ShardedTensor extension compatible with PyTorch DCP checkpointing library.

Implements the torch.distributed._checkpointable._Checkpointable protocol.

Initialization

__new__( data: torch.Tensor, sh_ten: core.dist_checkpointing.mapping.ShardedTensor, )#

__create_write_items__( fqn: str, sh_ten: core.dist_checkpointing.strategies.checkpointable.CheckpointableShardedTensor, index: int = None, ) → list[torch.distributed.checkpoint.planner.WriteItem]#

Simple translation from ShardedTensor offsets into DCP offsets.

Parameters:

fqn (str) – tensor FQN.
sh_ten (CheckpointableShardedTensor) – same as self
index (int) – specifies index within the LocalShardsContainer. This is an optimization hint used in DCP.

Returns:

list of DCP WriteItem metadata objects.

Return type:

List[WriteItem]

__create_chunk_list__() → list[torch.distributed.checkpoint.metadata.ChunkStorageMetadata]#

Simple translation from ShardedTensor offsets into DCP offsets.

Returns:: list of DCP ChunkStorageMetadata metadata objects.
Return type:: List[ChunkStorageMetadata]

__get_tensor_shard__( index: torch.distributed.checkpoint.metadata.MetadataIndex, ) → torch.Tensor#

Trivial implementation which simply yields the underlying tensor.

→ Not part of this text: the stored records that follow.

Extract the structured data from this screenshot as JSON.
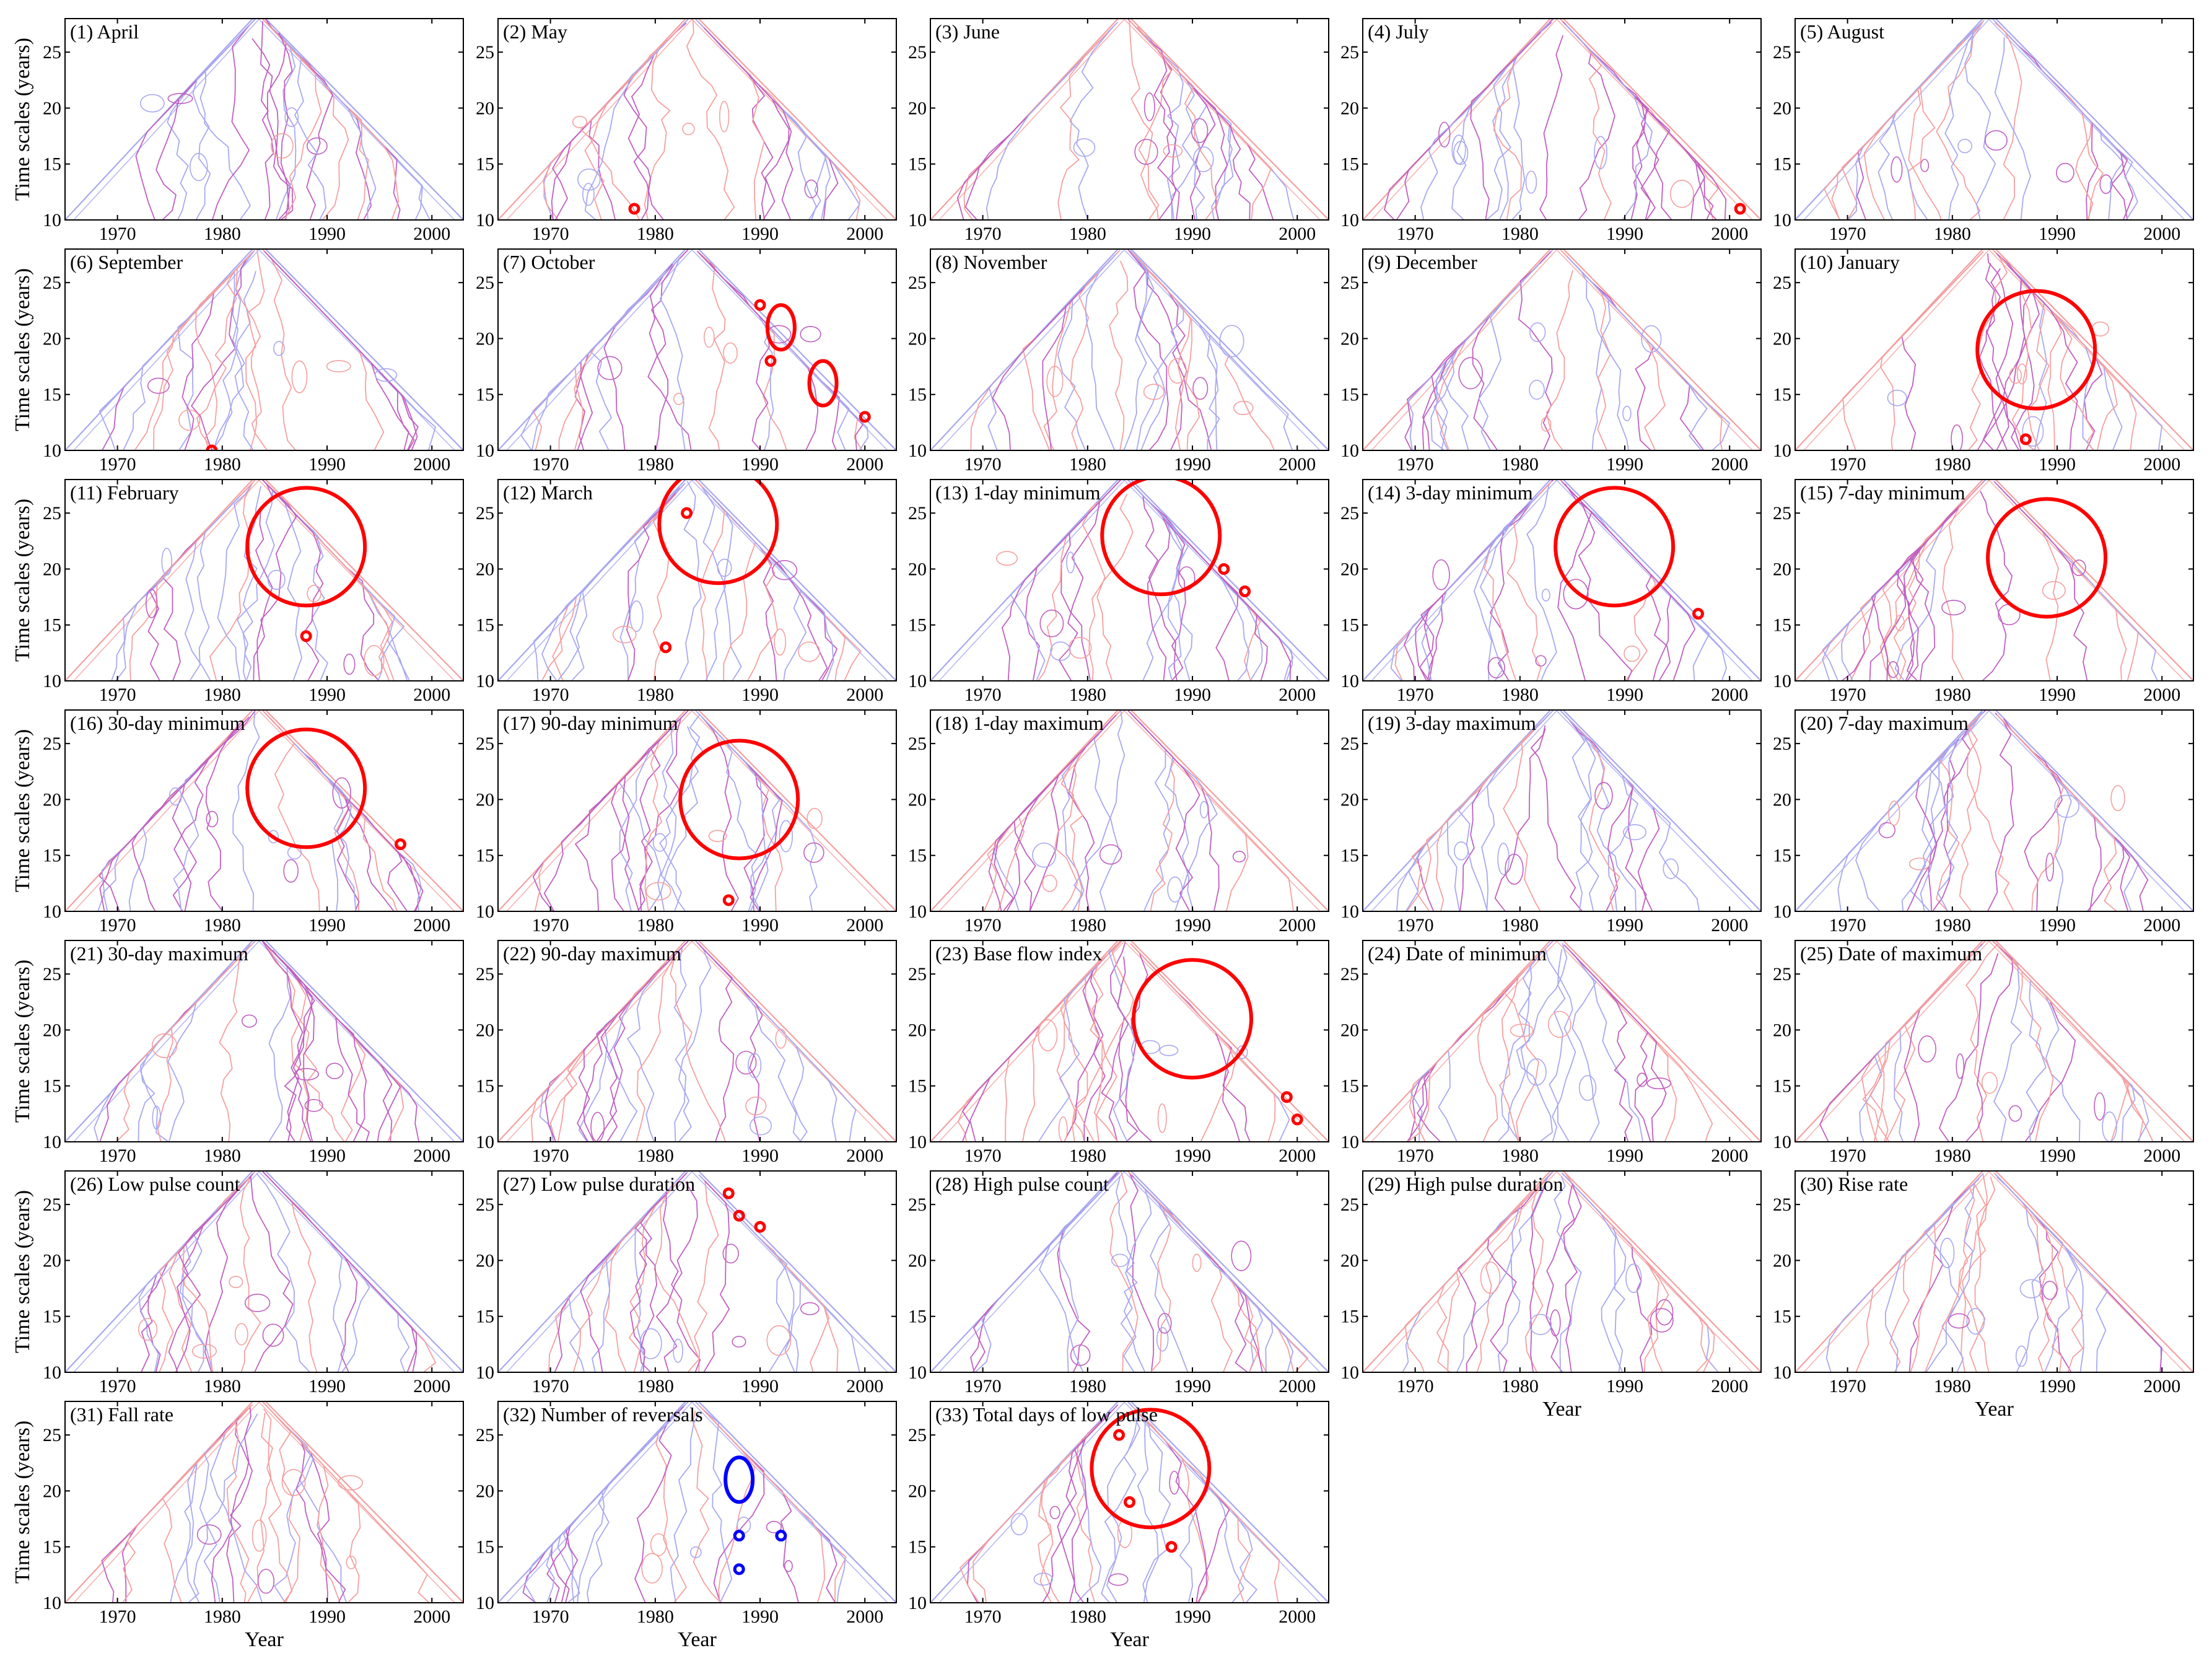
{
  "figure": {
    "xlabel": "Year",
    "ylabel": "Time scales (years)"
  },
  "colors": {
    "positive": "#ff0000",
    "negative": "#0000ff",
    "positive_light": "#f5a0a0",
    "negative_light": "#a8a8f0",
    "mixed_light": "#c060c0",
    "frame": "#000000"
  },
  "chart_data": [
    {
      "type": "contour",
      "title": "(1) April",
      "xlim": [
        1965,
        2003
      ],
      "ylim": [
        10,
        28
      ],
      "xticks": [
        1970,
        1980,
        1990,
        2000
      ],
      "yticks": [
        10,
        15,
        20,
        25
      ],
      "significant": []
    },
    {
      "type": "contour",
      "title": "(2) May",
      "xlim": [
        1965,
        2003
      ],
      "ylim": [
        10,
        28
      ],
      "xticks": [
        1970,
        1980,
        1990,
        2000
      ],
      "yticks": [
        10,
        15,
        20,
        25
      ],
      "significant": [
        {
          "sign": "positive",
          "center": [
            1978,
            11
          ],
          "size": "small"
        }
      ]
    },
    {
      "type": "contour",
      "title": "(3) June",
      "xlim": [
        1965,
        2003
      ],
      "ylim": [
        10,
        28
      ],
      "xticks": [
        1970,
        1980,
        1990,
        2000
      ],
      "yticks": [
        10,
        15,
        20,
        25
      ],
      "significant": []
    },
    {
      "type": "contour",
      "title": "(4) July",
      "xlim": [
        1965,
        2003
      ],
      "ylim": [
        10,
        28
      ],
      "xticks": [
        1970,
        1980,
        1990,
        2000
      ],
      "yticks": [
        10,
        15,
        20,
        25
      ],
      "significant": [
        {
          "sign": "positive",
          "center": [
            2001,
            11
          ],
          "size": "small"
        }
      ]
    },
    {
      "type": "contour",
      "title": "(5) August",
      "xlim": [
        1965,
        2003
      ],
      "ylim": [
        10,
        28
      ],
      "xticks": [
        1970,
        1980,
        1990,
        2000
      ],
      "yticks": [
        10,
        15,
        20,
        25
      ],
      "significant": []
    },
    {
      "type": "contour",
      "title": "(6) September",
      "xlim": [
        1965,
        2003
      ],
      "ylim": [
        10,
        28
      ],
      "xticks": [
        1970,
        1980,
        1990,
        2000
      ],
      "yticks": [
        10,
        15,
        20,
        25
      ],
      "significant": [
        {
          "sign": "positive",
          "center": [
            1979,
            10
          ],
          "size": "small"
        }
      ]
    },
    {
      "type": "contour",
      "title": "(7) October",
      "xlim": [
        1965,
        2003
      ],
      "ylim": [
        10,
        28
      ],
      "xticks": [
        1970,
        1980,
        1990,
        2000
      ],
      "yticks": [
        10,
        15,
        20,
        25
      ],
      "significant": [
        {
          "sign": "positive",
          "center": [
            1990,
            23
          ],
          "size": "small"
        },
        {
          "sign": "positive",
          "center": [
            1992,
            21
          ],
          "size": "region"
        },
        {
          "sign": "positive",
          "center": [
            1991,
            18
          ],
          "size": "small"
        },
        {
          "sign": "positive",
          "center": [
            1996,
            16
          ],
          "size": "region"
        },
        {
          "sign": "positive",
          "center": [
            2000,
            13
          ],
          "size": "small"
        }
      ]
    },
    {
      "type": "contour",
      "title": "(8) November",
      "xlim": [
        1965,
        2003
      ],
      "ylim": [
        10,
        28
      ],
      "xticks": [
        1970,
        1980,
        1990,
        2000
      ],
      "yticks": [
        10,
        15,
        20,
        25
      ],
      "significant": []
    },
    {
      "type": "contour",
      "title": "(9) December",
      "xlim": [
        1965,
        2003
      ],
      "ylim": [
        10,
        28
      ],
      "xticks": [
        1970,
        1980,
        1990,
        2000
      ],
      "yticks": [
        10,
        15,
        20,
        25
      ],
      "significant": []
    },
    {
      "type": "contour",
      "title": "(10) January",
      "xlim": [
        1965,
        2003
      ],
      "ylim": [
        10,
        28
      ],
      "xticks": [
        1970,
        1980,
        1990,
        2000
      ],
      "yticks": [
        10,
        15,
        20,
        25
      ],
      "significant": [
        {
          "sign": "positive",
          "center": [
            1988,
            19
          ],
          "size": "large"
        },
        {
          "sign": "positive",
          "center": [
            1987,
            11
          ],
          "size": "small"
        }
      ]
    },
    {
      "type": "contour",
      "title": "(11) February",
      "xlim": [
        1965,
        2003
      ],
      "ylim": [
        10,
        28
      ],
      "xticks": [
        1970,
        1980,
        1990,
        2000
      ],
      "yticks": [
        10,
        15,
        20,
        25
      ],
      "significant": [
        {
          "sign": "positive",
          "center": [
            1988,
            22
          ],
          "size": "large"
        },
        {
          "sign": "positive",
          "center": [
            1988,
            14
          ],
          "size": "small"
        }
      ]
    },
    {
      "type": "contour",
      "title": "(12) March",
      "xlim": [
        1965,
        2003
      ],
      "ylim": [
        10,
        28
      ],
      "xticks": [
        1970,
        1980,
        1990,
        2000
      ],
      "yticks": [
        10,
        15,
        20,
        25
      ],
      "significant": [
        {
          "sign": "positive",
          "center": [
            1986,
            24
          ],
          "size": "large"
        },
        {
          "sign": "positive",
          "center": [
            1983,
            25
          ],
          "size": "small"
        },
        {
          "sign": "positive",
          "center": [
            1981,
            13
          ],
          "size": "small"
        }
      ]
    },
    {
      "type": "contour",
      "title": "(13) 1-day minimum",
      "xlim": [
        1965,
        2003
      ],
      "ylim": [
        10,
        28
      ],
      "xticks": [
        1970,
        1980,
        1990,
        2000
      ],
      "yticks": [
        10,
        15,
        20,
        25
      ],
      "significant": [
        {
          "sign": "positive",
          "center": [
            1987,
            23
          ],
          "size": "large"
        },
        {
          "sign": "positive",
          "center": [
            1993,
            20
          ],
          "size": "small"
        },
        {
          "sign": "positive",
          "center": [
            1995,
            18
          ],
          "size": "small"
        }
      ]
    },
    {
      "type": "contour",
      "title": "(14) 3-day minimum",
      "xlim": [
        1965,
        2003
      ],
      "ylim": [
        10,
        28
      ],
      "xticks": [
        1970,
        1980,
        1990,
        2000
      ],
      "yticks": [
        10,
        15,
        20,
        25
      ],
      "significant": [
        {
          "sign": "positive",
          "center": [
            1989,
            22
          ],
          "size": "large"
        },
        {
          "sign": "positive",
          "center": [
            1997,
            16
          ],
          "size": "small"
        }
      ]
    },
    {
      "type": "contour",
      "title": "(15) 7-day minimum",
      "xlim": [
        1965,
        2003
      ],
      "ylim": [
        10,
        28
      ],
      "xticks": [
        1970,
        1980,
        1990,
        2000
      ],
      "yticks": [
        10,
        15,
        20,
        25
      ],
      "significant": [
        {
          "sign": "positive",
          "center": [
            1989,
            21
          ],
          "size": "large"
        }
      ]
    },
    {
      "type": "contour",
      "title": "(16) 30-day minimum",
      "xlim": [
        1965,
        2003
      ],
      "ylim": [
        10,
        28
      ],
      "xticks": [
        1970,
        1980,
        1990,
        2000
      ],
      "yticks": [
        10,
        15,
        20,
        25
      ],
      "significant": [
        {
          "sign": "positive",
          "center": [
            1988,
            21
          ],
          "size": "large"
        },
        {
          "sign": "positive",
          "center": [
            1997,
            16
          ],
          "size": "small"
        }
      ]
    },
    {
      "type": "contour",
      "title": "(17) 90-day minimum",
      "xlim": [
        1965,
        2003
      ],
      "ylim": [
        10,
        28
      ],
      "xticks": [
        1970,
        1980,
        1990,
        2000
      ],
      "yticks": [
        10,
        15,
        20,
        25
      ],
      "significant": [
        {
          "sign": "positive",
          "center": [
            1988,
            20
          ],
          "size": "large"
        },
        {
          "sign": "positive",
          "center": [
            1987,
            11
          ],
          "size": "small"
        }
      ]
    },
    {
      "type": "contour",
      "title": "(18) 1-day maximum",
      "xlim": [
        1965,
        2003
      ],
      "ylim": [
        10,
        28
      ],
      "xticks": [
        1970,
        1980,
        1990,
        2000
      ],
      "yticks": [
        10,
        15,
        20,
        25
      ],
      "significant": []
    },
    {
      "type": "contour",
      "title": "(19) 3-day maximum",
      "xlim": [
        1965,
        2003
      ],
      "ylim": [
        10,
        28
      ],
      "xticks": [
        1970,
        1980,
        1990,
        2000
      ],
      "yticks": [
        10,
        15,
        20,
        25
      ],
      "significant": []
    },
    {
      "type": "contour",
      "title": "(20) 7-day maximum",
      "xlim": [
        1965,
        2003
      ],
      "ylim": [
        10,
        28
      ],
      "xticks": [
        1970,
        1980,
        1990,
        2000
      ],
      "yticks": [
        10,
        15,
        20,
        25
      ],
      "significant": []
    },
    {
      "type": "contour",
      "title": "(21) 30-day maximum",
      "xlim": [
        1965,
        2003
      ],
      "ylim": [
        10,
        28
      ],
      "xticks": [
        1970,
        1980,
        1990,
        2000
      ],
      "yticks": [
        10,
        15,
        20,
        25
      ],
      "significant": []
    },
    {
      "type": "contour",
      "title": "(22) 90-day maximum",
      "xlim": [
        1965,
        2003
      ],
      "ylim": [
        10,
        28
      ],
      "xticks": [
        1970,
        1980,
        1990,
        2000
      ],
      "yticks": [
        10,
        15,
        20,
        25
      ],
      "significant": []
    },
    {
      "type": "contour",
      "title": "(23) Base flow index",
      "xlim": [
        1965,
        2003
      ],
      "ylim": [
        10,
        28
      ],
      "xticks": [
        1970,
        1980,
        1990,
        2000
      ],
      "yticks": [
        10,
        15,
        20,
        25
      ],
      "significant": [
        {
          "sign": "positive",
          "center": [
            1990,
            21
          ],
          "size": "large"
        },
        {
          "sign": "positive",
          "center": [
            1999,
            14
          ],
          "size": "small"
        },
        {
          "sign": "positive",
          "center": [
            2000,
            12
          ],
          "size": "small"
        }
      ]
    },
    {
      "type": "contour",
      "title": "(24) Date of minimum",
      "xlim": [
        1965,
        2003
      ],
      "ylim": [
        10,
        28
      ],
      "xticks": [
        1970,
        1980,
        1990,
        2000
      ],
      "yticks": [
        10,
        15,
        20,
        25
      ],
      "significant": []
    },
    {
      "type": "contour",
      "title": "(25) Date of maximum",
      "xlim": [
        1965,
        2003
      ],
      "ylim": [
        10,
        28
      ],
      "xticks": [
        1970,
        1980,
        1990,
        2000
      ],
      "yticks": [
        10,
        15,
        20,
        25
      ],
      "significant": []
    },
    {
      "type": "contour",
      "title": "(26) Low pulse count",
      "xlim": [
        1965,
        2003
      ],
      "ylim": [
        10,
        28
      ],
      "xticks": [
        1970,
        1980,
        1990,
        2000
      ],
      "yticks": [
        10,
        15,
        20,
        25
      ],
      "significant": []
    },
    {
      "type": "contour",
      "title": "(27) Low pulse duration",
      "xlim": [
        1965,
        2003
      ],
      "ylim": [
        10,
        28
      ],
      "xticks": [
        1970,
        1980,
        1990,
        2000
      ],
      "yticks": [
        10,
        15,
        20,
        25
      ],
      "significant": [
        {
          "sign": "positive",
          "center": [
            1987,
            26
          ],
          "size": "small"
        },
        {
          "sign": "positive",
          "center": [
            1988,
            24
          ],
          "size": "small"
        },
        {
          "sign": "positive",
          "center": [
            1990,
            23
          ],
          "size": "small"
        }
      ]
    },
    {
      "type": "contour",
      "title": "(28) High pulse count",
      "xlim": [
        1965,
        2003
      ],
      "ylim": [
        10,
        28
      ],
      "xticks": [
        1970,
        1980,
        1990,
        2000
      ],
      "yticks": [
        10,
        15,
        20,
        25
      ],
      "significant": []
    },
    {
      "type": "contour",
      "title": "(29) High pulse duration",
      "xlim": [
        1965,
        2003
      ],
      "ylim": [
        10,
        28
      ],
      "xticks": [
        1970,
        1980,
        1990,
        2000
      ],
      "yticks": [
        10,
        15,
        20,
        25
      ],
      "significant": []
    },
    {
      "type": "contour",
      "title": "(30) Rise rate",
      "xlim": [
        1965,
        2003
      ],
      "ylim": [
        10,
        28
      ],
      "xticks": [
        1970,
        1980,
        1990,
        2000
      ],
      "yticks": [
        10,
        15,
        20,
        25
      ],
      "significant": []
    },
    {
      "type": "contour",
      "title": "(31) Fall rate",
      "xlim": [
        1965,
        2003
      ],
      "ylim": [
        10,
        28
      ],
      "xticks": [
        1970,
        1980,
        1990,
        2000
      ],
      "yticks": [
        10,
        15,
        20,
        25
      ],
      "significant": []
    },
    {
      "type": "contour",
      "title": "(32) Number of reversals",
      "xlim": [
        1965,
        2003
      ],
      "ylim": [
        10,
        28
      ],
      "xticks": [
        1970,
        1980,
        1990,
        2000
      ],
      "yticks": [
        10,
        15,
        20,
        25
      ],
      "significant": [
        {
          "sign": "negative",
          "center": [
            1988,
            21
          ],
          "size": "region"
        },
        {
          "sign": "negative",
          "center": [
            1988,
            16
          ],
          "size": "small"
        },
        {
          "sign": "negative",
          "center": [
            1988,
            13
          ],
          "size": "small"
        },
        {
          "sign": "negative",
          "center": [
            1992,
            16
          ],
          "size": "small"
        }
      ]
    },
    {
      "type": "contour",
      "title": "(33) Total days of low pulse",
      "xlim": [
        1965,
        2003
      ],
      "ylim": [
        10,
        28
      ],
      "xticks": [
        1970,
        1980,
        1990,
        2000
      ],
      "yticks": [
        10,
        15,
        20,
        25
      ],
      "significant": [
        {
          "sign": "positive",
          "center": [
            1986,
            22
          ],
          "size": "large"
        },
        {
          "sign": "positive",
          "center": [
            1983,
            25
          ],
          "size": "small"
        },
        {
          "sign": "positive",
          "center": [
            1984,
            19
          ],
          "size": "small"
        },
        {
          "sign": "positive",
          "center": [
            1988,
            15
          ],
          "size": "small"
        }
      ]
    }
  ]
}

Parameters:: index (MetadataIndex) – unused
Returns:: the underlying data tensor
Return type:: Tensor

classmethod from_sh_ten( sh_ten: core.dist_checkpointing.mapping.ShardedTensor, ) → core.dist_checkpointing.strategies.checkpointable.CheckpointableShardedTensor#

Constructor which turns a ShardedTensor into CheckpointableShardedTensor

Parameters:: sh_ten (ShardedTensor) – a sharded tensor to wrap
Returns:: wrapped ShardedTensor
Return type:: CheckpointableShardedTensor

abstractmethod classmethod __torch_dispatch__(func, types, args, kwargs=None)#: Placeholder implementation.

__repr__()#

class core.dist_checkpointing.strategies.checkpointable.LocalShardsContainer(local_shards: list[torch.Tensor])#

Bases: torch.Tensor

DCP compatible container for local shards.

PyTorch DCP requires a single tensor per rank for a given global tensor FQN. This class acts as a container allowing multiple checkpointable shards per rank.